The following cmavo is discussed in this section:



prefixed selbri separator

The most usual way of constructing a bridi from a selbri such as klama and an appropriate number of sumti is to place the sumti intended for the x1 place before the selbri, and all the other sumti in order after the selbri, thus:

Example 9.1. 

mi cu klama la bastn. la .atlantas.
I go to-that-named Boston from-that-named Atlanta
le dargu le karce
via-the road using-the car.

Here the sumti are assigned to the places as follows:

x1 agent mi
x2 destination la bastn.
x3 origin la .atlantas.
x4 route le dargu
x5 means le karce

(Note: Many of the examples in the rest of this chapter will turn out to have the same meaning as Example 9.1; this fact will not be reiterated.)

This ordering, with the x1 place before the selbri and all other places in natural order after the selbri, is called standard bridi form, and is found in the bulk of Lojban bridi, whether used in main sentences or in subordinate clauses. However, many other forms are possible, such as:

Example 9.2. 

mi la bastn. la .atlantas.
I, to-that-named Boston from-that-named Atlanta
le dargu le karce cu klama
via-the road using-the car, go.

Here the selbri is at the end; all the sumti are placed before it. However, the same order is maintained.

Similarly, we may split up the sumti, putting some before the selbri and others after it:

Example 9.3. 

mi la bastn. cu klama la .atlantas.
I to-that-named Boston go from-that-named Atlanta
le dargu le karce
via-the road using-the car.

All of the variant forms in this section and following sections can be used to place emphasis on the part or parts which have been moved out of their standard places. Thus, Example 9.2 places emphasis on the selbri (because it is at the end); Example 9.3 emphasizes la bastn., because it has been moved before the selbri. Moving more than one component may dilute this emphasis. It is permitted, but no stylistic significance has yet been established for drastic reordering.

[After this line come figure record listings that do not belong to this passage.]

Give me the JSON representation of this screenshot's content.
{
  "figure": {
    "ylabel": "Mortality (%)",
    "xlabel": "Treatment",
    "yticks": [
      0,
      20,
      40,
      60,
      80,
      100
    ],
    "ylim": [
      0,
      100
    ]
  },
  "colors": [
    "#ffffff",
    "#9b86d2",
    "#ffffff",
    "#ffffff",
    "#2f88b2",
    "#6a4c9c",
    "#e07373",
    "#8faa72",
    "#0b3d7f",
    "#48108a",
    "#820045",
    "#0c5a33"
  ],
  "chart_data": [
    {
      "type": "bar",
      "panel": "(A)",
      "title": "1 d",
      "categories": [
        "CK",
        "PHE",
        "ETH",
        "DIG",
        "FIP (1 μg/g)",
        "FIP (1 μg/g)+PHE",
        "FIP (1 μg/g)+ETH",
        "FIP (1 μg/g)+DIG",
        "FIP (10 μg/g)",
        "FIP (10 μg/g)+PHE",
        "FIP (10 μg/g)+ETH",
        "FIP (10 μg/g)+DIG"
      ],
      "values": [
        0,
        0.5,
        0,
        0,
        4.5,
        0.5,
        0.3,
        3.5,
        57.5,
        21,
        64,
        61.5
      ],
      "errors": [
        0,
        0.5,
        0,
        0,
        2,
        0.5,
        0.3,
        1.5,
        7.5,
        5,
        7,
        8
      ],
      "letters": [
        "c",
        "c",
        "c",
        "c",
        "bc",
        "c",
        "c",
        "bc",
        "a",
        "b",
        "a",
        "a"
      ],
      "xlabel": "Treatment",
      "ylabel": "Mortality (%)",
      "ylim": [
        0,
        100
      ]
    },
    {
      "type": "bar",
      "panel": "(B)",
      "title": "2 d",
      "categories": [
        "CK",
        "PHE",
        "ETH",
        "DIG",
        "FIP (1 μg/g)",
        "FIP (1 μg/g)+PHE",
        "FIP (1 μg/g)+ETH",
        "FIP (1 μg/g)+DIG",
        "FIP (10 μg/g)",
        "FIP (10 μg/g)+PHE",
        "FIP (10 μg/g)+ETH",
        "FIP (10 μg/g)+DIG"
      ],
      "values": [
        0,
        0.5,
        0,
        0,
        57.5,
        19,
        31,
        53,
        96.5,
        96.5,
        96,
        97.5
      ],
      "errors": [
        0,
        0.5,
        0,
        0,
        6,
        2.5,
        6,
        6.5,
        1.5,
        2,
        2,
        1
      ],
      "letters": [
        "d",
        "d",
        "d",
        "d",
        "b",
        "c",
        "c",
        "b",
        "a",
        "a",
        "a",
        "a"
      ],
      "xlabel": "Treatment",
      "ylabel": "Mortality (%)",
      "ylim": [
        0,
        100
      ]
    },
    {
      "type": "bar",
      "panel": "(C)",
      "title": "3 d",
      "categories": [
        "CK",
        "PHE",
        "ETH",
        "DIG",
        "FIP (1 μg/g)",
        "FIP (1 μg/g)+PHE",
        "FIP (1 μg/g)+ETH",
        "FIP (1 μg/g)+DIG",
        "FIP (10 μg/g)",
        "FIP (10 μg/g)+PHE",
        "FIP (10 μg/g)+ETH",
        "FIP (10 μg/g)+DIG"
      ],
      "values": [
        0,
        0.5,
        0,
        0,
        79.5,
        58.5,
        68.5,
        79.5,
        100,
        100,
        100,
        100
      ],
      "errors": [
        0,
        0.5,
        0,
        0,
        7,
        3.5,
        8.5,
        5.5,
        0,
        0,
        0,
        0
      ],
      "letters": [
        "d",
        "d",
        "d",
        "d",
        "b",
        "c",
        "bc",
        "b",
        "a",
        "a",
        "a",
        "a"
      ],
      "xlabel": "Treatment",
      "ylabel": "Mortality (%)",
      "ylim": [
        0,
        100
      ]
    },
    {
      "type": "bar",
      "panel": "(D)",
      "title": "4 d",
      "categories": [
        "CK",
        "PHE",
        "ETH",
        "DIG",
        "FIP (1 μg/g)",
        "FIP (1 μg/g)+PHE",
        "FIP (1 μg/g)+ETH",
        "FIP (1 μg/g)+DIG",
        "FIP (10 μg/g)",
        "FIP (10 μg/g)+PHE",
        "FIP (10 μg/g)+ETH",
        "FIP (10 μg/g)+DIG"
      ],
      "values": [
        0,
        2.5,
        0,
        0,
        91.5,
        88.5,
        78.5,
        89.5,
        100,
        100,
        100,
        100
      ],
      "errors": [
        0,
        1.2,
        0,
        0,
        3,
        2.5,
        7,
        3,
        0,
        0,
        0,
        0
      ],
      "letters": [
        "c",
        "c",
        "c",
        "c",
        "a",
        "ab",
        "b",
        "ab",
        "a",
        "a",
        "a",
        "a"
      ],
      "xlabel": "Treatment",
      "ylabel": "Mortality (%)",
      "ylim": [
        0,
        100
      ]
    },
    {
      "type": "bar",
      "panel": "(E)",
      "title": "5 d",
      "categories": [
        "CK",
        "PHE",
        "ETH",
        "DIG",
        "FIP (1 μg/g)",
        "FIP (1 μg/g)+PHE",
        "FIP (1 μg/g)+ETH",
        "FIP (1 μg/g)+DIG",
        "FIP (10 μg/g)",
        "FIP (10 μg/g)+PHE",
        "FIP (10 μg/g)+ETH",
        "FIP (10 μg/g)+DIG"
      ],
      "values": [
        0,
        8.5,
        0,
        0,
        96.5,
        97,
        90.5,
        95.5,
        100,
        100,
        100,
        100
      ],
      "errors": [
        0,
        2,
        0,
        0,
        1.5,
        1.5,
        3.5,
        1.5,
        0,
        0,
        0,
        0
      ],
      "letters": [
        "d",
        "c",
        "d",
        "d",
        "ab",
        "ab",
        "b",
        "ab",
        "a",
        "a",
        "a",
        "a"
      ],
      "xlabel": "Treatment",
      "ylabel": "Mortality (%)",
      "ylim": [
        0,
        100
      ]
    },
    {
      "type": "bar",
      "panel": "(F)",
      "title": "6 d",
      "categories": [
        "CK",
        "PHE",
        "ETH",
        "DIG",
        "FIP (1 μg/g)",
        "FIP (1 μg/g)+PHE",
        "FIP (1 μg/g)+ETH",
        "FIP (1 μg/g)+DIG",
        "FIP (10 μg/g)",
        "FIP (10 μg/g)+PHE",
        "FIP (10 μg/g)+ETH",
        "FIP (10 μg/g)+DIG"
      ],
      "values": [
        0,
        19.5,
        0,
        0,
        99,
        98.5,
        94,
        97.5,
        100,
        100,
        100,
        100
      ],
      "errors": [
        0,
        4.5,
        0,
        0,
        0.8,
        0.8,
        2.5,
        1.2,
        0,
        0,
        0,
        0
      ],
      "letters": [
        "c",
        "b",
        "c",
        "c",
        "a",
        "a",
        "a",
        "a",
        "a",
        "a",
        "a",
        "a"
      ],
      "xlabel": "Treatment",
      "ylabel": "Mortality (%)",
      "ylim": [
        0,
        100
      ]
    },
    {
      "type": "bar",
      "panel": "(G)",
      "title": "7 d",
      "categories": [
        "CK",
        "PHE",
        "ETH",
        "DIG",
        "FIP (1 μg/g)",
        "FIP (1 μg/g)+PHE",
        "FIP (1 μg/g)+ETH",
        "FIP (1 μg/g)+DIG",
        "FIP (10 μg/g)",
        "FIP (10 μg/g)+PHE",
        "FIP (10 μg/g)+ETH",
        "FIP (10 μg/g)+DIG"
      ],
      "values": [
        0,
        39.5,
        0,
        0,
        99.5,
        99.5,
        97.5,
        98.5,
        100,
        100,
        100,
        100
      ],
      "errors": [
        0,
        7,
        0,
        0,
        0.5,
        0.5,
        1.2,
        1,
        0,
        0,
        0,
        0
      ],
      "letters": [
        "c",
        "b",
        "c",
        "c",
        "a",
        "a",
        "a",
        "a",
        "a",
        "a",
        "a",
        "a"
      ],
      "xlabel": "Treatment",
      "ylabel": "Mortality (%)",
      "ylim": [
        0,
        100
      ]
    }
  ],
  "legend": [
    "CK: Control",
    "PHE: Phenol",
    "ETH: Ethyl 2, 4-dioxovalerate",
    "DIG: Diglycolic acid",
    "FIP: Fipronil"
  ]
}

In all these examples, the cmavo cu (belonging to selma'o CU) is used to separate the selbri from any preceding sumti. It is never absolutely necessary to use cu. However, providing it helps the reader or listener to locate the selbri quickly, and may make it possible to place a complex sumti just before the selbri, allowing the speaker to omit elidable terminators, possibly a whole stream of them, that would otherwise be necessary.

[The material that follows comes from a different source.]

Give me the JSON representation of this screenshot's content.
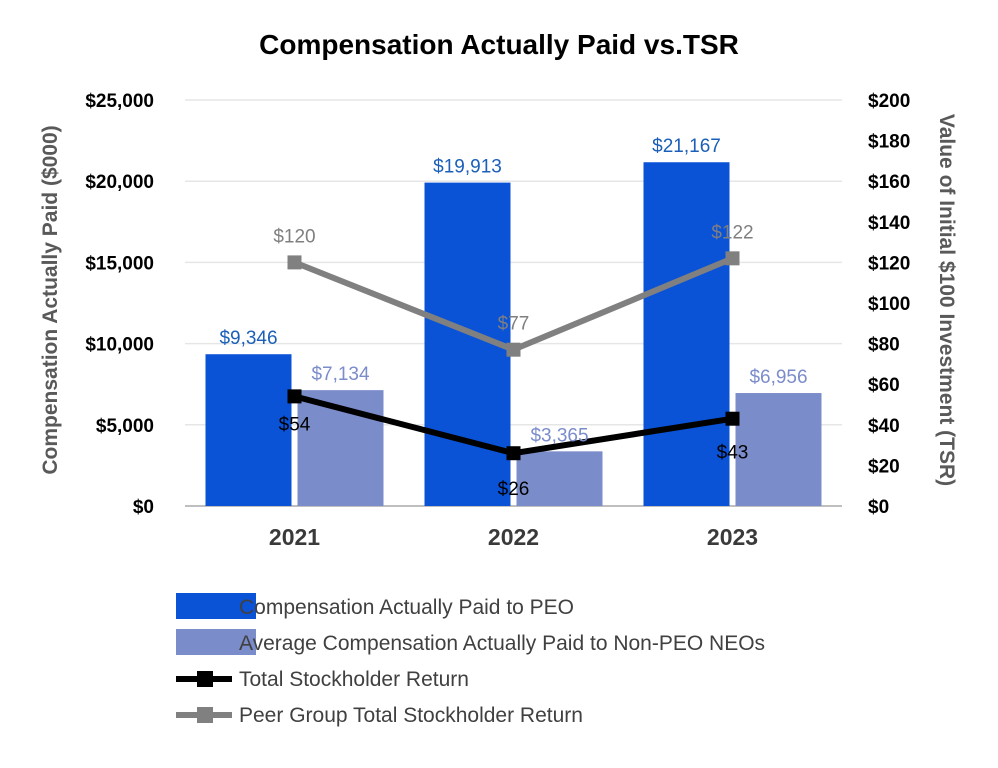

The general rule, then, is that the selbri may occur anywhere in the bridi as long as the sumti maintain their order. The only exception (and it is an important one) is that if the selbri appears first, the x1 sumti is taken to have been omitted:

Example 9.4. 

klama la bastn.
A-goer to-that-named Boston
Goes to-Boston
la .atlantas.
from-that-named Atlanta
le dargu
via-the road
via-the road
le karce
using-the car.
using-the car.

Look: a goer to Boston from Atlanta via the road using the car!

Here the x1 place is empty: the listener must guess from context who is going to Boston. In Example 9.4, klama is glossed a goer rather than go because Go at the beginning of an English sentence would suggest a command: Go to Boston!. Example 9.4 is not a command, simply a normal statement with the x1 place unspecified, causing the emphasis to fall on the selbri klama. Such a bridi, with empty x1, is called an observative, because it usually calls on the listener to observe something in the environment which would belong in the x1 place. The third translation above shows this observative nature. Sometimes it is the relationship itself which the listener is asked to observe.

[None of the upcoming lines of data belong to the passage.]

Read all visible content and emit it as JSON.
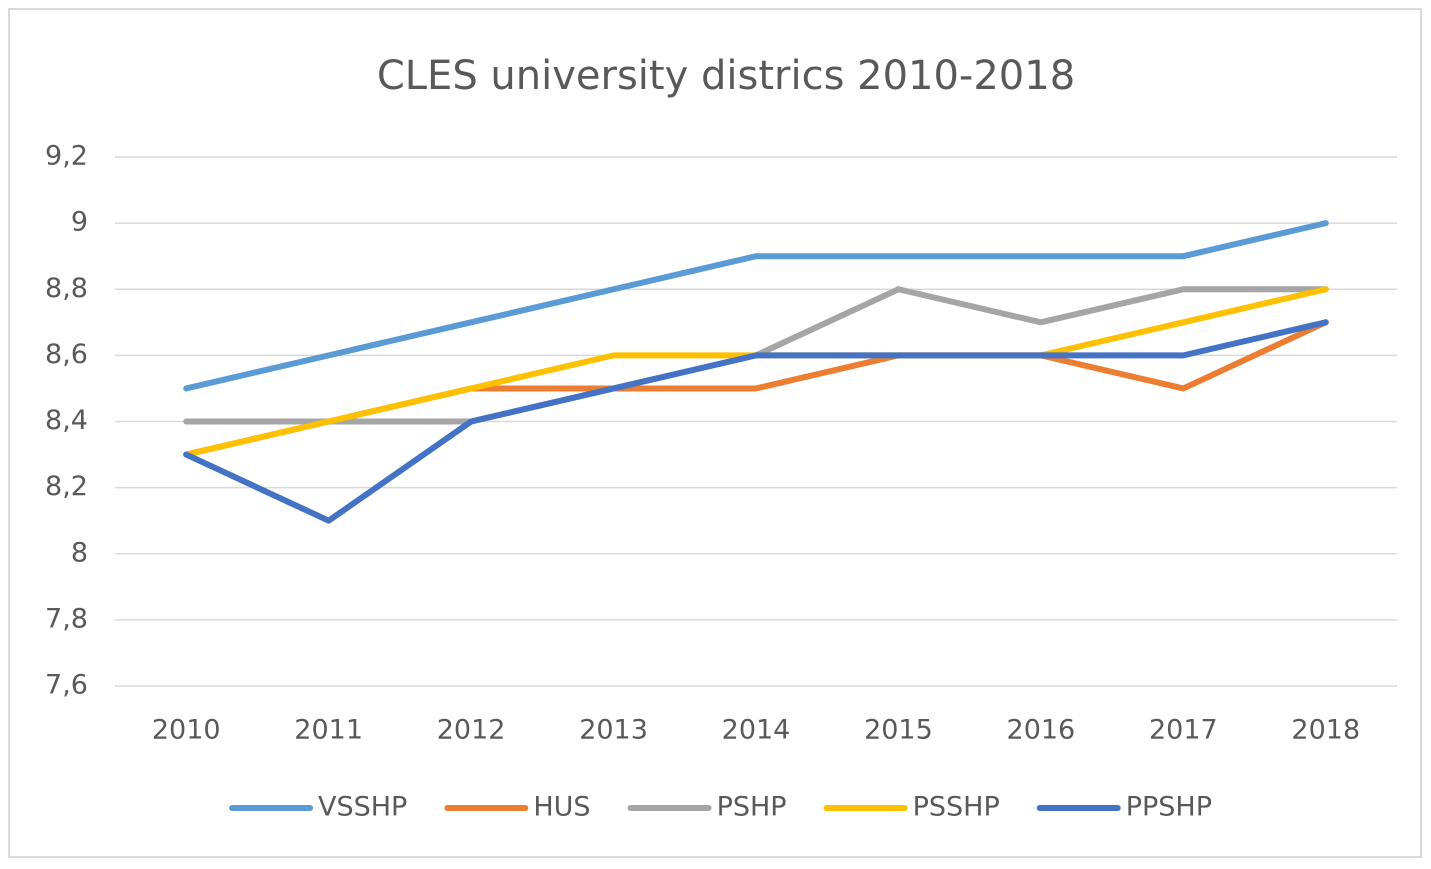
{
  "chart_data": {
    "type": "line",
    "title": "CLES university districs 2010-2018",
    "categories": [
      "2010",
      "2011",
      "2012",
      "2013",
      "2014",
      "2015",
      "2016",
      "2017",
      "2018"
    ],
    "series": [
      {
        "name": "VSSHP",
        "color": "#5b9bd5",
        "values": [
          8.5,
          8.6,
          8.7,
          8.8,
          8.9,
          8.9,
          8.9,
          8.9,
          9.0
        ]
      },
      {
        "name": "HUS",
        "color": "#ed7d31",
        "values": [
          8.3,
          8.4,
          8.5,
          8.5,
          8.5,
          8.6,
          8.6,
          8.5,
          8.7
        ]
      },
      {
        "name": "PSHP",
        "color": "#a5a5a5",
        "values": [
          8.4,
          8.4,
          8.4,
          8.5,
          8.6,
          8.8,
          8.7,
          8.8,
          8.8
        ]
      },
      {
        "name": "PSSHP",
        "color": "#ffc000",
        "values": [
          8.3,
          8.4,
          8.5,
          8.6,
          8.6,
          8.6,
          8.6,
          8.7,
          8.8
        ]
      },
      {
        "name": "PPSHP",
        "color": "#4472c4",
        "values": [
          8.3,
          8.1,
          8.4,
          8.5,
          8.6,
          8.6,
          8.6,
          8.6,
          8.7
        ]
      }
    ],
    "ylim": [
      7.6,
      9.2
    ],
    "yticks": [
      {
        "value": 7.6,
        "label": "7,6"
      },
      {
        "value": 7.8,
        "label": "7,8"
      },
      8,
      {
        "value": 8.2,
        "label": "8,2"
      },
      {
        "value": 8.4,
        "label": "8,4"
      },
      {
        "value": 8.6,
        "label": "8,6"
      },
      {
        "value": 8.8,
        "label": "8,8"
      },
      9,
      {
        "value": 9.2,
        "label": "9,2"
      }
    ],
    "grid": true,
    "legend": "bottom"
  }
}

(There is a way to both provide a sumti for the x1 place and put the selbri first in the bridi: see Example 9.14.)

Suppose the speaker desires to omit a place other than the x1 place? (Presumably it is obvious or, for one reason or another, not worth saying.) Places at the end may simply be dropped:

Example 9.5. 

mi klama la bastn. la .atlantas.

I go to-Boston from-Atlanta (via an unspecified route, using an unspecified means).

Example 9.5 has empty x4 and x5 places: the speaker does not specify the route or the means of transport. However, simple omission will not work for a place when the places around it are to be specified: in

Example 9.6. 

mi klama la bastn. la .atlantas. le karce
I go to-that-named Boston from-that-named Atlanta via-the car.

le karce occupies the x4 place, and therefore Example 9.6 means:

I go to Boston from Atlanta, using the car as a route.

This is nonsense, since a car cannot be a route. What the speaker presumably meant is expressed by:

Example 9.7. 

mi klama la bastn. la .atlantas.
I go to-that-named Boston from-that-named Atlanta
zo'e le karce
via-something-unspecified using-the car.

Here the sumti cmavo zo'e is used to explicitly fill the x4 place; zo'e means the unspecified thing and has the same meaning as leaving the place empty: the listener must infer the correct meaning from context.